Kiriyama H, Nanmori T, Hari K, Matsuoka D, Fukami Y, Kikkawa U, Yasuda T
Graduate School of Science and Technology, Division of Molecular Science, Kobe University, Japan.
FEBS Lett. 1999 Apr 30;450(1-2):95-100. doi: 10.1016/s0014-5793(99)00472-x.

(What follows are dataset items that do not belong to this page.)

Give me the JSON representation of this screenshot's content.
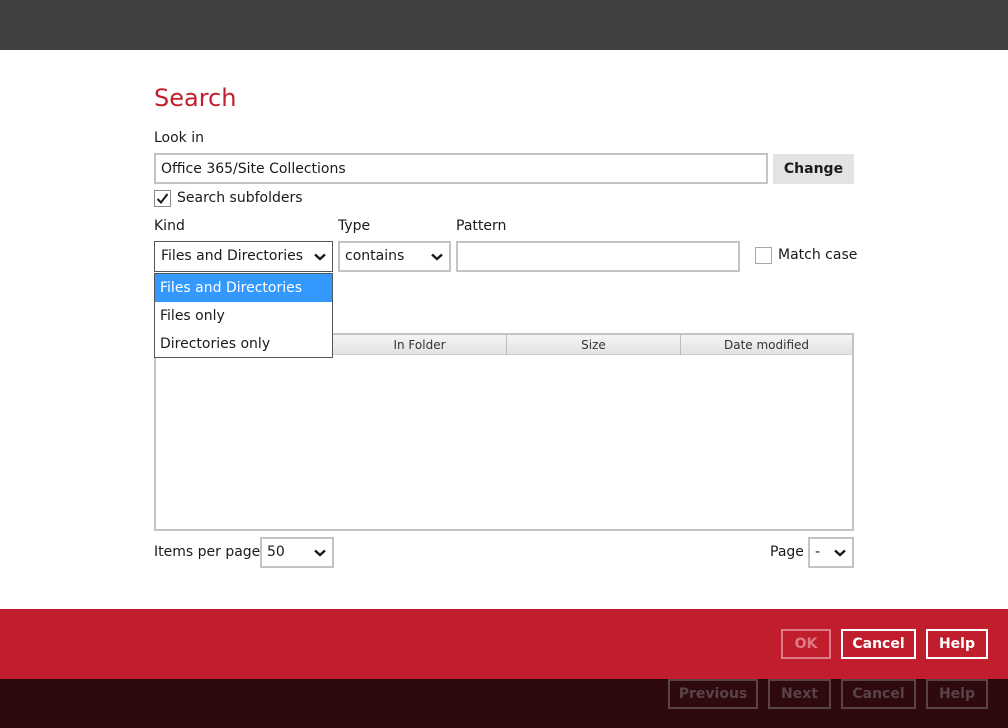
{
  "dialog": {
    "title": "Search",
    "look_in_label": "Look in",
    "look_in_value": "Office 365/Site Collections",
    "change_label": "Change",
    "search_subfolders_label": "Search subfolders",
    "search_subfolders_checked": true,
    "kind_label": "Kind",
    "kind_value": "Files and Directories",
    "type_label": "Type",
    "type_value": "contains",
    "pattern_label": "Pattern",
    "pattern_value": "",
    "match_case_label": "Match case",
    "match_case_checked": false,
    "kind_options": [
      "Files and Directories",
      "Files only",
      "Directories only"
    ],
    "kind_selected_index": 0
  },
  "table": {
    "columns": [
      "In Folder",
      "Size",
      "Date modified"
    ],
    "rows": []
  },
  "pagination": {
    "items_per_page_label": "Items per page",
    "items_per_page_value": "50",
    "page_label": "Page",
    "page_value": "-"
  },
  "buttons": {
    "ok": "OK",
    "cancel": "Cancel",
    "help": "Help"
  },
  "wizard": {
    "previous": "Previous",
    "next": "Next",
    "cancel": "Cancel",
    "help": "Help"
  },
  "colors": {
    "accent": "#c11e2d",
    "topbar": "#404040",
    "footer_dark": "#2e0a0f",
    "selection": "#3399ff"
  },
  "icons": {
    "checkbox_checked": "checkmark-icon",
    "select_arrow": "chevron-down-icon"
  }
}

A gene named epk2 that encodes the amino acid sequence of a protein kinase was identified from the photosynthetic flagellate, Euglena gracilis Z. Homology search and phylogenetic analysis revealed that the deduced amino acid sequence of epk2 is most similar to that of the catalytic subunit of cAMP-dependent protein kinase (PKA). Northern blot analysis showed that Euglena cells express a 1.4-kb transcript of this gene. When the EPK2 protein was coexpressed with the rat regulatory subunit of PKA in cultured mammalian cells, these two proteins were coimmunoprecipitated. The association of EPK2 and the rat regulatory subunit of PKA was not detected in the cell lysate incubated with cAMP. EPK2 immunoprecipitated from the transfected cells phosphorylated Kemptide, a synthetic peptide substrate for PKA, and the phosphorylation was inhibited by PKI, a PKA-selective protein kinase inhibitor. These results indicate that EPK2 is a PKA homologue in the photosynthetic flagellate, and this is the first evidence for the occurrence of the PKA catalytic subunit in photosynthetic organisms.
从光合鞭毛虫纤细裸藻(Euglena gracilis Z)中鉴定出一个名为epk2的基因,该基因编码一种蛋白激酶的氨基酸序列。同源性搜索和系统发育分析表明,epk2推导的氨基酸序列与环磷酸腺苷依赖性蛋白激酶(PKA)催化亚基的序列最为相似。Northern印迹分析显示,裸藻细胞表达该基因的1.4kb转录本。当EPK2蛋白与PKA的大鼠调节亚基在培养的哺乳动物细胞中共表达时,这两种蛋白会被共免疫沉淀。在与环磷酸腺苷孵育的细胞裂解物中未检测到EPK2与PKA的大鼠调节亚基的结合。从转染细胞中免疫沉淀的EPK2使PKA的合成肽底物肯普肽(Kemptide)磷酸化,并且该磷酸化被PKA选择性蛋白激酶抑制剂PKI抑制。这些结果表明,EPK2是光合鞭毛虫中的一种PKA同源物,这是光合生物中存在PKA催化亚基的首个证据。